Dame Lucienne et son mari ont brièvement séjourné dans une maison familiale d’Agbodjèdo avant de s’installer dans une maisonette en bambou qui comprend deux pièces et appartient à l’oncle du mari. Dame Lucienne était vendeuse de bijoux, de foulards et de produits cosmétiques. Mais durant son séjour à l’hôpital, les personnes à qui dame Lucienne a confié son étalage n’en ont pas bien pris soin. Elle a alors subit des pertes et n’avait plus de fonds de roulement. Ces déboires n’ont pourtant pas entaché son engagement et son ambition à améliorer sa situation économique stable. Pour se reprendre, elle s’est lancée dans la vente du gari (manioc) et petites marchandises (arachides, sucre). Lucienne est une dame très entreprenante et cela était bien connu
de son entourage. C’est ainsi qu’une voisine l’ayant vue avec son modeste
étalage l’a orientée vers ALIDé. Elle fit alors la demande du Crédit Coup de Pouce et obtint un montant de 10000 FCFA (voir la photo de gauche avant le crédit, et droite, après le crédit). Grâce à ce fonds, elle a acheté des produits divers: friandises, sachets de détergents en poudre, boîte de lait concentré... Pour exercer cette activité, elle se servait d’une mini baraque qu’elle a pu améliorer avec l’obtention du prêt et équiper de tabourets, de plateaux, de petits seaux en plastiques, de cordes pour présenter ses marchandises et de cartons pour les ranger.

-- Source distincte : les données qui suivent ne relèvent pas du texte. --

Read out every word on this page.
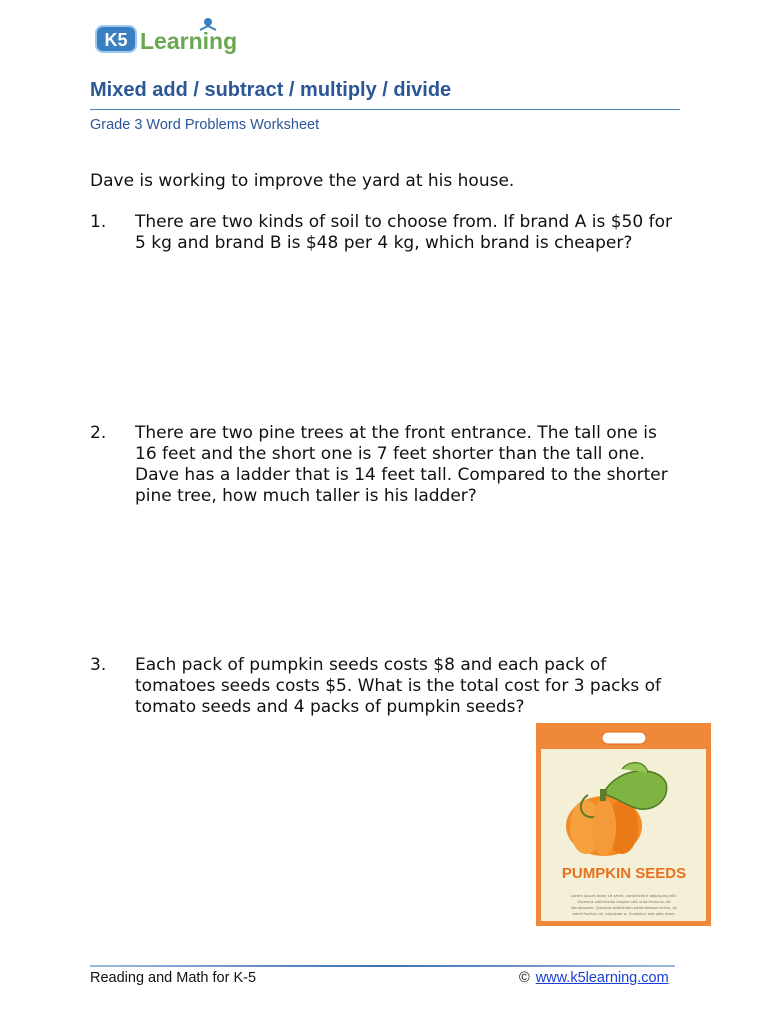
K5 Learning
Mixed add / subtract / multiply / divide
Grade 3 Word Problems Worksheet
Dave is working to improve the yard at his house.
1. There are two kinds of soil to choose from. If brand A is $50 for 5 kg and brand B is $48 per 4 kg, which brand is cheaper?
2. There are two pine trees at the front entrance. The tall one is 16 feet and the short one is 7 feet shorter than the tall one. Dave has a ladder that is 14 feet tall. Compared to the shorter pine tree, how much taller is his ladder?
3. Each pack of pumpkin seeds costs $8 and each pack of tomatoes seeds costs $5. What is the total cost for 3 packs of tomato seeds and 4 packs of pumpkin seeds?
PUMPKIN SEEDS
Lorem ipsum dolor sit amet, consectetur adipiscing elit.
Vivamus sollicitudin magna sed urna rhoncus, sit
ida aliquam. Quisque sollicitudin pellentesque tellus, sit
amet facilisis mi vulputate a. Curabitur sed odio diam.
Reading and Math for K-5	© www.k5learning.com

Rapidement, son revenu journalier a augmenté passant de 1 500 FCFA à 4 000, voir 5 000 FCFA par jour. Et en bonne commerçante, Lucienne ne thésaurise pas son revenu. Le lendemain matin, après avoir installé son étalage, elle le confie à une voisine et va se réapprovisionner au grand marché de Dantokpa. Ce faisant, et comme elle l’a appris lors de la formation dispensée par ALIDé sur la gestion du crédit, elle s’interdit des investissements ruineux et sans bénéfice comme l’achat de vêtements ou les dépenses funéraires et a pour objectif avant tout de voir grandir son activité et d’améliorer le niveau de vie de sa famille.
Déjà à 7 heures du matin, 8 heures au plus tard, Lucienne installe sa marchandise devant son domicile pour y rester jusqu’à 23 heures et parfois minuit car c’est à cette heure que les clients affluent.
Dame Lucienne a obtenu son deuxième crédit le mois passé et envisage d’acquérir une baraque neuve et plus grande. Avoir une activité économiquement stable et offrir une instruction solide à ses enfants est son plus grand rêve. Pour l’année prochaine, elle s’est engagée à inscrire ses deux enfants non encore scolarisés à l’école.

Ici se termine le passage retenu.